If you bought a bag of sugar in the past year or two, you've probably noticed that it costs more than it used to. Sugar prices have recently flirted with a 30-year high. And since many companies buy lots of bags of sugar, the price hikes have hit them even harder.

Rising sugar costs can pressure the profit margins of heavy consumers such as Hershey (NYSE: HSY) and Tootsie Roll (NYSE: TR). Increasing the prices of their finished products can boost margins, but may also drive down consumer demand. With the right pricing strategy, both the company and its shareholders can benefit. Hershey has been effectively cutting costs to try to offset rising commodity expenses, but it can't do so forever.

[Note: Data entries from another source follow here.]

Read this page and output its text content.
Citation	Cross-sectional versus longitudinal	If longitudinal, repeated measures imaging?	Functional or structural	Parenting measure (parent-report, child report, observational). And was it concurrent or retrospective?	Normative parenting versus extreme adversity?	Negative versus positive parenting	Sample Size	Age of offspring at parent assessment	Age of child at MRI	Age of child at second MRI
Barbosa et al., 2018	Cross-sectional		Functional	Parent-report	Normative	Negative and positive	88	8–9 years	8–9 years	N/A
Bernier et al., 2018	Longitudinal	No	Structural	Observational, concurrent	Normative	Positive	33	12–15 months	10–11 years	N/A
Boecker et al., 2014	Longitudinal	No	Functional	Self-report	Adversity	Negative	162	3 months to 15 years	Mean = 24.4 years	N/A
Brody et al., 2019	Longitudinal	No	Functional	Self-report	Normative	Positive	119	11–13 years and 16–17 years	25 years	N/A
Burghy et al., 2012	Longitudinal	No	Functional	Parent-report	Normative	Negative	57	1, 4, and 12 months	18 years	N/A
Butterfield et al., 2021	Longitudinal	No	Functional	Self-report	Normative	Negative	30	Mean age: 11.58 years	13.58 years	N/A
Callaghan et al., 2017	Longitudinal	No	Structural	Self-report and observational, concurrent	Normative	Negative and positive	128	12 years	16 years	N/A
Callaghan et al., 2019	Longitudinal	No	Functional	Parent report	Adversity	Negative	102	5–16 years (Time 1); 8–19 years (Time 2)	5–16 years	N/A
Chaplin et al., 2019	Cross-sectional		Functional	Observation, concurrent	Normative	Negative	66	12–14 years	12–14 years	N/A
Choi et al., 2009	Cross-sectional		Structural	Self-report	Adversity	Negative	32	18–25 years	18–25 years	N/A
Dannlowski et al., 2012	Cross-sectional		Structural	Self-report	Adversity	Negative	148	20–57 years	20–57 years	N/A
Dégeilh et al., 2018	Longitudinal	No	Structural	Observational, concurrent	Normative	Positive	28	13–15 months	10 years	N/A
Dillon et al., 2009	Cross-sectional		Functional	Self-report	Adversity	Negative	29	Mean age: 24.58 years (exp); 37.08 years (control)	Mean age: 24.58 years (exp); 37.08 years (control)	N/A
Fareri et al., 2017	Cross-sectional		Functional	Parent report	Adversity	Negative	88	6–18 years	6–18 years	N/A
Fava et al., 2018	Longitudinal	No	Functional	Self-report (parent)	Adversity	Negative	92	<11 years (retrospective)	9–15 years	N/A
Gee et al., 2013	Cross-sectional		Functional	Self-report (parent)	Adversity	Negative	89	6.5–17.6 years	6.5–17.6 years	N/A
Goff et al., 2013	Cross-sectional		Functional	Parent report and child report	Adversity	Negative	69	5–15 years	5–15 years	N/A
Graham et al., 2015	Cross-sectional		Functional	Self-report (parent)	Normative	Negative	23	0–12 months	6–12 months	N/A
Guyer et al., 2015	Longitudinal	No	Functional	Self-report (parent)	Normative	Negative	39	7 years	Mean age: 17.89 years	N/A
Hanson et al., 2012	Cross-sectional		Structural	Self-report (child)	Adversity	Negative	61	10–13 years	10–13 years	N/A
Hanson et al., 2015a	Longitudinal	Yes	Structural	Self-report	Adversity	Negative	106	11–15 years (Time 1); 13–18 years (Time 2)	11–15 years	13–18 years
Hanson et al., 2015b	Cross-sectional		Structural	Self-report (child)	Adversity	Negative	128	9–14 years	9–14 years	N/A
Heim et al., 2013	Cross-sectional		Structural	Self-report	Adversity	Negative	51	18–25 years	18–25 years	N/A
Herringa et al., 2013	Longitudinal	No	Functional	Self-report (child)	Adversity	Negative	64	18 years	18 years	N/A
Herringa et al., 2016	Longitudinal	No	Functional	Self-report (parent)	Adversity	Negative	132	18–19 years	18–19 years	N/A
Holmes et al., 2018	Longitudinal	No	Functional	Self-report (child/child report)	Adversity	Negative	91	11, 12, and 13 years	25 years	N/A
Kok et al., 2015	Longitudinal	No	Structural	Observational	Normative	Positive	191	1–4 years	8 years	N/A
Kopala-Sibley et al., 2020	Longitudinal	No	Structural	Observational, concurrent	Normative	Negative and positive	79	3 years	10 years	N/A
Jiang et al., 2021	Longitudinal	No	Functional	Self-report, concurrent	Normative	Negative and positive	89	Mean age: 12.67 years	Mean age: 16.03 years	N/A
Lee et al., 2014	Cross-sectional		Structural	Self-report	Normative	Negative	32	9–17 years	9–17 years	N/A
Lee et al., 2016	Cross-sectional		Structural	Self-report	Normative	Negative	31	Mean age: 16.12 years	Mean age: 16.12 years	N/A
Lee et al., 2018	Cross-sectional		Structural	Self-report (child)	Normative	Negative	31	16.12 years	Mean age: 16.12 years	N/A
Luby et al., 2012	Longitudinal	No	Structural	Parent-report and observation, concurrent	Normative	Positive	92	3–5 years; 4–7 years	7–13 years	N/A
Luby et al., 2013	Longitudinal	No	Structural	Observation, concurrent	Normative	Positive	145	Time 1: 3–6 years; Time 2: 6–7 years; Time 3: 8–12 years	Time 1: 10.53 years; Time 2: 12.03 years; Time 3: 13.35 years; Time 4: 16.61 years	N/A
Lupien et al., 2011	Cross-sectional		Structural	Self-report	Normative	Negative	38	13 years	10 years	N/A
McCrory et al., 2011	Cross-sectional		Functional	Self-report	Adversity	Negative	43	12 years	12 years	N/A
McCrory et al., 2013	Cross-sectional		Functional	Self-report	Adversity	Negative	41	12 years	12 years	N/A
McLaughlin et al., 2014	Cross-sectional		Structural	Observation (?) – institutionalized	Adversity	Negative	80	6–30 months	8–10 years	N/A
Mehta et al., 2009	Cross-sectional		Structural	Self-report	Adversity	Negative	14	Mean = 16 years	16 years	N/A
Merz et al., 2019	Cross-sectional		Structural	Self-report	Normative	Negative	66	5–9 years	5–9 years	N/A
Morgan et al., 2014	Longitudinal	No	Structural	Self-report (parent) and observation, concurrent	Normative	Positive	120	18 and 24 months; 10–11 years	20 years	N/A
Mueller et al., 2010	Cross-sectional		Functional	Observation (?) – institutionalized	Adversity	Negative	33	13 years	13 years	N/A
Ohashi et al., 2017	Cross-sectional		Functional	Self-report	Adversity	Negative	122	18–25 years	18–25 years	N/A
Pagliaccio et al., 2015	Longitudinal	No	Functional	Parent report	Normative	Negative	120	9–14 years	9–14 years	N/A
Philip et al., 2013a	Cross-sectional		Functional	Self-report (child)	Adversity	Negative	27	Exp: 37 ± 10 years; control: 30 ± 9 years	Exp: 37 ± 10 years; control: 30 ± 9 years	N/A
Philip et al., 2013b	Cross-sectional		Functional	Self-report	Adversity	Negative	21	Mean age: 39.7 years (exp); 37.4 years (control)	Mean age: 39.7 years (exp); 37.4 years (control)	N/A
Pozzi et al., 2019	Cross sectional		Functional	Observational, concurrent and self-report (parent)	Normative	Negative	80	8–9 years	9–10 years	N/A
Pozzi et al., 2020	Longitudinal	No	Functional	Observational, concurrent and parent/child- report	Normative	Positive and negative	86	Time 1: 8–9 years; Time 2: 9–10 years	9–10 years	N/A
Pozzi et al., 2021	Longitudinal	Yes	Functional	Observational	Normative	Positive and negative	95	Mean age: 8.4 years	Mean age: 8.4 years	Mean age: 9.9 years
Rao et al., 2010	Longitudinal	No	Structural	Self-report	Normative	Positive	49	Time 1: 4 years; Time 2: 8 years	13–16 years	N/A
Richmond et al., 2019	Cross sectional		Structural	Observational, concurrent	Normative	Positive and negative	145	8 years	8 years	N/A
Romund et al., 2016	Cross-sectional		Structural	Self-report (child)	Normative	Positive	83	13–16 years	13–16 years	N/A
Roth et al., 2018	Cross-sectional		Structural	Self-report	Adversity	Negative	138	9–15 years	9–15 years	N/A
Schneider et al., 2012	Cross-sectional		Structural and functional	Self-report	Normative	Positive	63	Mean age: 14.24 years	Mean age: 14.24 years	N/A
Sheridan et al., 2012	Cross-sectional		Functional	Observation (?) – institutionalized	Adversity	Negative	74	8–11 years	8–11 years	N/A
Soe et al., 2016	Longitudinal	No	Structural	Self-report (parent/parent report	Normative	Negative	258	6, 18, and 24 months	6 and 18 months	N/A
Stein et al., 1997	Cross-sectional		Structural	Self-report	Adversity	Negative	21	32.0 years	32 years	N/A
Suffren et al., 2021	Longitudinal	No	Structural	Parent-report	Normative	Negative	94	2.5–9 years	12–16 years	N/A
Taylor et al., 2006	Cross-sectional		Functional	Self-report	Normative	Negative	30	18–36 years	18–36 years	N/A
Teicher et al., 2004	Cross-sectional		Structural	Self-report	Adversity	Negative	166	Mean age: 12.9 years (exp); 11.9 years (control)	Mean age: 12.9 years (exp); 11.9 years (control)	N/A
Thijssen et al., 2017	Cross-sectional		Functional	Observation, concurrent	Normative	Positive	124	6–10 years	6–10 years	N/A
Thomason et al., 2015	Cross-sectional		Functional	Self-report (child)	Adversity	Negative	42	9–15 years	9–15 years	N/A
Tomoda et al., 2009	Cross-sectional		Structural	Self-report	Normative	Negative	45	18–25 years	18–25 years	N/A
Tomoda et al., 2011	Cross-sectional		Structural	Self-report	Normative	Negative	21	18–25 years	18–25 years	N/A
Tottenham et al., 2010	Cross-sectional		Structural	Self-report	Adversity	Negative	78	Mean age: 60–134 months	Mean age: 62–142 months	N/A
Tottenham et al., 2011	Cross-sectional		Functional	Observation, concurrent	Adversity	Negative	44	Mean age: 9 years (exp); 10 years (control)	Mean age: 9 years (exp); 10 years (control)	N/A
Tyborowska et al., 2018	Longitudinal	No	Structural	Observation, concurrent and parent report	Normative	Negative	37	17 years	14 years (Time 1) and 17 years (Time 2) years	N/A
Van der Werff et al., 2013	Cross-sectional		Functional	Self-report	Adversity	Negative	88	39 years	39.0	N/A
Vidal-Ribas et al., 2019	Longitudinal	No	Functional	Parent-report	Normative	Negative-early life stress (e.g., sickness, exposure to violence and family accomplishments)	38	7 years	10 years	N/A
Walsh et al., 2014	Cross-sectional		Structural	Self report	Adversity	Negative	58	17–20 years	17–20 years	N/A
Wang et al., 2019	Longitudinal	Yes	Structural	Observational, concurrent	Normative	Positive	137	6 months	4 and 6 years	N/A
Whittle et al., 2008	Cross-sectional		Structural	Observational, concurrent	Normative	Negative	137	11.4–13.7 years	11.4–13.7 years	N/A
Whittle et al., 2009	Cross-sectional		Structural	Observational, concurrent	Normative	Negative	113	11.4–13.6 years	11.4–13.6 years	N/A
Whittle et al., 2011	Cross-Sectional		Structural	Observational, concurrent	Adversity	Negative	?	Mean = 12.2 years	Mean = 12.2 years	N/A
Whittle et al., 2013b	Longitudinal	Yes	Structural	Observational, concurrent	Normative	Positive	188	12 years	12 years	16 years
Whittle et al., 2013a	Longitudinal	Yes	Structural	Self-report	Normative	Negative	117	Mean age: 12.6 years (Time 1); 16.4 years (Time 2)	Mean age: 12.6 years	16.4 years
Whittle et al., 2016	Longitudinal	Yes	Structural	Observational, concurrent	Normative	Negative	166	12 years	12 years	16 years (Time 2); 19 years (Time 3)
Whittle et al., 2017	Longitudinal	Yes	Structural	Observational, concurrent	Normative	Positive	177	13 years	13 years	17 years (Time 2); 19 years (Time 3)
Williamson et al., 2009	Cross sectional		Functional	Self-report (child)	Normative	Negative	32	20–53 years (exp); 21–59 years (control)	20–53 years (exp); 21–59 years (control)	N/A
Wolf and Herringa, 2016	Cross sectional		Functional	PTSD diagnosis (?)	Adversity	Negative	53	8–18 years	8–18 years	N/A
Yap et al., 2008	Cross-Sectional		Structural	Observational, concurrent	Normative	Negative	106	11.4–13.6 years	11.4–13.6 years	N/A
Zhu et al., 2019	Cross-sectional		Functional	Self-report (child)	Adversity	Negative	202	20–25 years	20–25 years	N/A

Some companies will feel less of a pinch than usual by reducing their sugar consumption. Alternative sweeteners and low-sugar or no-sugar drinks have grown in prominence at Coca-Cola (NYSE: KO) and PepsiCo (NYSE: PEP), and cereal producers such as General Mills (NYSE: GIS) and Kellogg have bowed to health-conscious shoppers by cutting back on sugar.

Sweet or sour future
Sugar prices have risen both from a surge in demand, as sugar-based ethanol is increasingly used for fuel, and from supply cutbacks by Brazil and other producers. Alas, supply may not rise much anytime soon. U.S. Department of Agriculture recently rejected Monsanto's (NYSE: MON) herbicide-resistant sugar-beet seeds, which could ultimately lead to as much as a 20% reduction in U.S. sugar production

That might seem like good news for companies such as Imperial Sugar (Nasdaq: IPSU), one of the largest producers of sugar from sugar cane. But if prices get so high that consumers start looking for long-term substitutes, the whole industry will lose. Investors in sugar-related companies need to keep an eye on these not-so-sweet developments.